It was the weirdest thing. When I would run the kernel on QEMU with 128MB of RAM, my kernel would page fault when trying to allocate memory for the stack space when starting a process. I was requesting a single page from the block allocator for the process's stack space. When I would increase the memory in the system to 512MB, no page fault. In the end, I convinced myself that it was down to the way the kernel was linked, that my calculations for the kernel size were failing somewhere, so I set off on my two year adventure to write a new linker map and kernel entry routine that would set up paging and the block allocator correctly.
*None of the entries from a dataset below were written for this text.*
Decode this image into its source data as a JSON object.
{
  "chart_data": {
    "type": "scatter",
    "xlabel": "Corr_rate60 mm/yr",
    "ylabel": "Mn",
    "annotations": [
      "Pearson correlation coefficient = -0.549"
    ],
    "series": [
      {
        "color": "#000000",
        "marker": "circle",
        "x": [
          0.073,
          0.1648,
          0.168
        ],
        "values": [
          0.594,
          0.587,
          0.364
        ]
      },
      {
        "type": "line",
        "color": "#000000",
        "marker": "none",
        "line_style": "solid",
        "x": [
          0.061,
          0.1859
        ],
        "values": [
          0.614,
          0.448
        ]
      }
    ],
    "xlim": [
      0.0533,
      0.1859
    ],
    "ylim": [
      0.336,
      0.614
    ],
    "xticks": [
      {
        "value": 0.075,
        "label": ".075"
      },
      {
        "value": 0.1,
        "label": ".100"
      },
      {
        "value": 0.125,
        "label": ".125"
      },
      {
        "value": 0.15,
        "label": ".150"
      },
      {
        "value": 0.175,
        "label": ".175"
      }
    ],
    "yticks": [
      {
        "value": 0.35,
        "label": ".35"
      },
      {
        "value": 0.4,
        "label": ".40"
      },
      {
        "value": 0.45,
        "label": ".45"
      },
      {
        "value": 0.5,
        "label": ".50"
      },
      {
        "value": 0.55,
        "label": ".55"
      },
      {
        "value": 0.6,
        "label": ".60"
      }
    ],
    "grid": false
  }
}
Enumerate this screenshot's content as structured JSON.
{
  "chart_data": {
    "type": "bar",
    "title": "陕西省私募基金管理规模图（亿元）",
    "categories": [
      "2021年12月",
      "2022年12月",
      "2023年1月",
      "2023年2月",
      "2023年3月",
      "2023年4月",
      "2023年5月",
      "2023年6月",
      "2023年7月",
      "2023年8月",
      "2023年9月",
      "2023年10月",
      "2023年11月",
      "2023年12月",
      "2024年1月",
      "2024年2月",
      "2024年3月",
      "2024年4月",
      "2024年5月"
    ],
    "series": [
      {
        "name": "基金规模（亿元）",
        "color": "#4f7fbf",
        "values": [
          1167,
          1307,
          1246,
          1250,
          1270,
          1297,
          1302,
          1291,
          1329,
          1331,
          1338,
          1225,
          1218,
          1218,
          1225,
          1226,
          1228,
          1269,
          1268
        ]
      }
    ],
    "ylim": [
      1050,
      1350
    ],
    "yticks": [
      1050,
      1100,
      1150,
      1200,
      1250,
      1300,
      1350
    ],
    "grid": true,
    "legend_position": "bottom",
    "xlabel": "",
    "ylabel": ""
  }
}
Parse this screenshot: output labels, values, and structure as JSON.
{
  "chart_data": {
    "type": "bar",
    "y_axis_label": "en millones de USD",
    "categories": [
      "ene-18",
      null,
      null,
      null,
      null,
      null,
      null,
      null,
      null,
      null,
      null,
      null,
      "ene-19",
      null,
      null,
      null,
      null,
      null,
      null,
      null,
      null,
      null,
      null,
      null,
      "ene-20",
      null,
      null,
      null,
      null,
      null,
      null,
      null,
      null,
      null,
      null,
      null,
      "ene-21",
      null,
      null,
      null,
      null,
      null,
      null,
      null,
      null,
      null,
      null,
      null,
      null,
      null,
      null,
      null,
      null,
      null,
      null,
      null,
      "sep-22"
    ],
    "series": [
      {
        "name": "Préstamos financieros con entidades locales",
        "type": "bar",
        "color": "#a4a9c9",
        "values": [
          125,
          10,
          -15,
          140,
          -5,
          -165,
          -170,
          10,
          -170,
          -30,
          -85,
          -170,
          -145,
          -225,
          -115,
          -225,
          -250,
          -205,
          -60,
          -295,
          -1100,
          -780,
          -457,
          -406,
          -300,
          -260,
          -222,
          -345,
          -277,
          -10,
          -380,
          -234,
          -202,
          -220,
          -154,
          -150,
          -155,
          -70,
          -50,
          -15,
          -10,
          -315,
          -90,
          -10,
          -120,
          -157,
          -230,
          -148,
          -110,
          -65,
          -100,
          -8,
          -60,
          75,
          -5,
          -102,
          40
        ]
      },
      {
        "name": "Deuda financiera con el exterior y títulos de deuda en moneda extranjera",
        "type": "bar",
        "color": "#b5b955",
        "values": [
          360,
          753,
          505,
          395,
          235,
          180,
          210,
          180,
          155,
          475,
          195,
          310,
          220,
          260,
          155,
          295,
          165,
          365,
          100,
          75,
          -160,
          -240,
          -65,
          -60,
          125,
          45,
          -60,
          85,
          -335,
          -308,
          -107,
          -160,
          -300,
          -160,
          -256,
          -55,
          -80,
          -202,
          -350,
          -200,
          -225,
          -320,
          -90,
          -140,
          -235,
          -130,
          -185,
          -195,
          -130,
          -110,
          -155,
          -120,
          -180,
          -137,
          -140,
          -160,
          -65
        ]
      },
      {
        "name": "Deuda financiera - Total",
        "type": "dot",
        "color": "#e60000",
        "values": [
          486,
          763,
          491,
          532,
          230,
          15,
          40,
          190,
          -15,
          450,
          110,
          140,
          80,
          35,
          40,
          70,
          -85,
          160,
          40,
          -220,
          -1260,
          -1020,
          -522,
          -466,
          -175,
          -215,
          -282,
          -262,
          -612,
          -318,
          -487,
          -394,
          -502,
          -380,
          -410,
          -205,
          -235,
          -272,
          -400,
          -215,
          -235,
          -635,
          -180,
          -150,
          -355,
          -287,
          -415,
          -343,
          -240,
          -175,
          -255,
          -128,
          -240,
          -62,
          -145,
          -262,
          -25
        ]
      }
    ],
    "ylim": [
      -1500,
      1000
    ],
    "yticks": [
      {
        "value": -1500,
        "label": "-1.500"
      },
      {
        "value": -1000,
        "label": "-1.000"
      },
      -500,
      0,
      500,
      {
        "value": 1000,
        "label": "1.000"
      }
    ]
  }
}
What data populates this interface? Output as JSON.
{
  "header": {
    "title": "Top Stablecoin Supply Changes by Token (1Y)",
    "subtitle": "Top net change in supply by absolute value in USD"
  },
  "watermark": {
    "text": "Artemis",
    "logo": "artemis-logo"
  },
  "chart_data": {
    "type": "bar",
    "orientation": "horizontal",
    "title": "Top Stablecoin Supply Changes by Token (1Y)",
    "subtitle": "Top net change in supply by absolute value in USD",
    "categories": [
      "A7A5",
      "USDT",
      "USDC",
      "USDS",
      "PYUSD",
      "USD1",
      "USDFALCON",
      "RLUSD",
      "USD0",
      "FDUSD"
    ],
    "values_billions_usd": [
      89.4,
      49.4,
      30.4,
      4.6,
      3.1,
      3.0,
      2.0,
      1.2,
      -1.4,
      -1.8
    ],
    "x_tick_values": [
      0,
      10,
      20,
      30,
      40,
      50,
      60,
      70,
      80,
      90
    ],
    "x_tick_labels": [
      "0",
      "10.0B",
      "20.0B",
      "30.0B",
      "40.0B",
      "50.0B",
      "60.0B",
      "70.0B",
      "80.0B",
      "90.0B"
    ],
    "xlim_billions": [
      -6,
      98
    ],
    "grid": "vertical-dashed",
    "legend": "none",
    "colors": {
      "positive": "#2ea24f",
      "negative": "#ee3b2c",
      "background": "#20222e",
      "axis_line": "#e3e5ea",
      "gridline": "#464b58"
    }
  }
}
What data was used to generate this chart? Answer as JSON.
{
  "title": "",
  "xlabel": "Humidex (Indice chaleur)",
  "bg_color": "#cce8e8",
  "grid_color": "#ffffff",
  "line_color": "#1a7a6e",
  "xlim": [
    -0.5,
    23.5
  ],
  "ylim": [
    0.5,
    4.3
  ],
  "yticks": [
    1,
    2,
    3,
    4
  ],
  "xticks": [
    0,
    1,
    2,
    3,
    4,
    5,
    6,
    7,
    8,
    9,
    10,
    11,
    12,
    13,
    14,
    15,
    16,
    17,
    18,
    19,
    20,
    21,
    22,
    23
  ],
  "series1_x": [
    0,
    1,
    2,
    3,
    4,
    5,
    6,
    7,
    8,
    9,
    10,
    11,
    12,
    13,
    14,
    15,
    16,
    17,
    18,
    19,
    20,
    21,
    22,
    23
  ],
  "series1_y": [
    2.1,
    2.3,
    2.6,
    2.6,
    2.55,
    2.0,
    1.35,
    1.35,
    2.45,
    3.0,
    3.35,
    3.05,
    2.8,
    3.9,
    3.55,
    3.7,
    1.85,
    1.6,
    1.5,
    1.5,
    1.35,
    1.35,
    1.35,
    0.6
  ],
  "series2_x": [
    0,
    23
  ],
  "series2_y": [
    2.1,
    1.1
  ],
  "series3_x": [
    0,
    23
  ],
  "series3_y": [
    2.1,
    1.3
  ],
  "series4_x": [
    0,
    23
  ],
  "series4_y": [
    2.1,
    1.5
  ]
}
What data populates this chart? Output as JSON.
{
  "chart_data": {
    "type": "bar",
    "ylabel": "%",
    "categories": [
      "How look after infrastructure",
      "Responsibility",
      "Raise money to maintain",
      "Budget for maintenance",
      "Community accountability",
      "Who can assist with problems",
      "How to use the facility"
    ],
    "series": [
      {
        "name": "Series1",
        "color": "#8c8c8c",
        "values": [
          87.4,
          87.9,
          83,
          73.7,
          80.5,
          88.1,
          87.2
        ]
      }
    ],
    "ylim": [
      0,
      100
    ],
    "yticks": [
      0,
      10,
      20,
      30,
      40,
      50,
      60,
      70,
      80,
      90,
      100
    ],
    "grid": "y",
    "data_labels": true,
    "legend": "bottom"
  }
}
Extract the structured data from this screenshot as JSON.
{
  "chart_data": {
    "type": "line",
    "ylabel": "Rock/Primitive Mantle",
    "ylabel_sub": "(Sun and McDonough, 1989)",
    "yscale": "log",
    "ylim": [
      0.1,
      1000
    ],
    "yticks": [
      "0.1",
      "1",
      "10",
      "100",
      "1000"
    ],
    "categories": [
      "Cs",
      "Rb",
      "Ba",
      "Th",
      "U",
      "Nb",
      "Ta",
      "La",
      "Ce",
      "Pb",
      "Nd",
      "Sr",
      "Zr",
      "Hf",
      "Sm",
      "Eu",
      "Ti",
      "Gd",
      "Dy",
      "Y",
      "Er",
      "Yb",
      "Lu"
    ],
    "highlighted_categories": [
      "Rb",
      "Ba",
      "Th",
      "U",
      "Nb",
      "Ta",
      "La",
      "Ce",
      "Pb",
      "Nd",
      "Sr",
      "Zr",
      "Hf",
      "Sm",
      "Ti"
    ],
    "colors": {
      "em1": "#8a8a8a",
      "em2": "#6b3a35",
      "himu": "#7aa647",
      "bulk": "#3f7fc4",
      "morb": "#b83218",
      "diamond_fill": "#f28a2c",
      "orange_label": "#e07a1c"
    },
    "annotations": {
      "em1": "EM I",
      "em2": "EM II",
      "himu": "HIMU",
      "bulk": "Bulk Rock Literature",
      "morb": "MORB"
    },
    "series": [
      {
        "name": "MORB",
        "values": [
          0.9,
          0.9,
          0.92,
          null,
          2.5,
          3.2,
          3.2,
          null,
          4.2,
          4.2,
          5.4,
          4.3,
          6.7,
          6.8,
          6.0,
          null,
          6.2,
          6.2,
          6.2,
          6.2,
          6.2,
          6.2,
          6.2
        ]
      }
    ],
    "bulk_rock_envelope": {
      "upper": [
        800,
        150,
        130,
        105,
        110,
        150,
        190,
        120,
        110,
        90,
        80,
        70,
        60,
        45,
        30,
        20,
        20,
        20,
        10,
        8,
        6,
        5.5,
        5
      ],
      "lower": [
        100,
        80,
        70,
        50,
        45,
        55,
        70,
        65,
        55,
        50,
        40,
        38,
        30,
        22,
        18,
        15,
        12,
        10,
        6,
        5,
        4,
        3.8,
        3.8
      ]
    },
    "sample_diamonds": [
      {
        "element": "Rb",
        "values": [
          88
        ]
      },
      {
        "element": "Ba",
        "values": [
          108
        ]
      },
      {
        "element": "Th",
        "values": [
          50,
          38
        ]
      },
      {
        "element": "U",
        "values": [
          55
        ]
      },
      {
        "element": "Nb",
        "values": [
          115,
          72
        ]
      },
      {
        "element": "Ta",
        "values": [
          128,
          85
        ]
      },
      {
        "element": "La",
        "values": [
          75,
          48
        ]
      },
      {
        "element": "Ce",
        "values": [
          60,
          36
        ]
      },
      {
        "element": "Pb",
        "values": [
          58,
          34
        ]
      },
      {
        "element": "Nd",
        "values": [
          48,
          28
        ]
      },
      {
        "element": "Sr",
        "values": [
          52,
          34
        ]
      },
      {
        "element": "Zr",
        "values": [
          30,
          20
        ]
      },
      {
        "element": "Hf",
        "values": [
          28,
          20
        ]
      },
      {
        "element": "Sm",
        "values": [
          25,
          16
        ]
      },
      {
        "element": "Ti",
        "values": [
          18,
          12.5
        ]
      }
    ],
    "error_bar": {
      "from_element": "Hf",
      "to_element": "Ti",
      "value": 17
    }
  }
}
When I started pulling pieces of code today, I decided to step through and see if I could take another crack at the page fault issue when I found this little gem:
Code: Select all
// block_alloc_first_free_n (): Locate the first free n blocks in the bitmap
// inputs: nunits - number of blocks to allocate, returns - 0 if no free blocks, nonzero otherwise
static unsigned int block_alloc_first_free_n (size_t nunits) {
if (nunits == 0)
return (unsigned int) NULL;
else if (nunits == 1)
return block_alloc_first_free ();
printf("got here... block_alloc_first_free_n\n");
for (size_t i = 0; i < bmp_sz; i++) {
printf("looping...\n");
if (m_bmp[i] != BLOCK_UNIT_FULL) {
printf("not full: %d\n",i);
for (size_t j = 0; j < BLOCKS_PER_UNIT; j++) {
printf("looping 2...\n");
int bit = 1 << j;
if (!(m_bmp[i] & bit)) {
printf("i: %d, j: %d\n", i, j);
printf("free: 0x%x\n", bit);
printf("free abs: 0x%x\n", (unsigned int)((i*BLOCKS_PER_UNIT)+j));
int startBit = (i*BLOCKS_PER_UNIT)+bit;
size_t free = 0;
for (size_t count = 0; count <= nunits; count++) {
printf("looping 3... testing 0x%x\n", (startBit+count));
if (memory_bitmap_test(startBit+count) == 0) {
printf("free++\n");
free++;
}
if (free == nunits) {
return (unsigned int)((i*BLOCKS_PER_UNIT)+j);
}
}
}
}
}
}
return 0;
}
So I think there are two important lessons out of this. The first is already stated very plainly on the wiki "How to ask questions" section. Don't assume that you know which section of your code is causing the problem. I spent MONTHS dumping page tables, examining memory, pounding my head trying to figure this out because I was looking in the wrong section (convinced it was in the setup routines, that the issue was coming from improper configuration when it was a simple logic error). The second is, sometimes when you are stuck, taking a break from what you are working on for a while (two stinking years in my case) can help you come at the problem with fresh eyes. Not sure if this post will help anyone, but I am excited to have found my issue after all this time.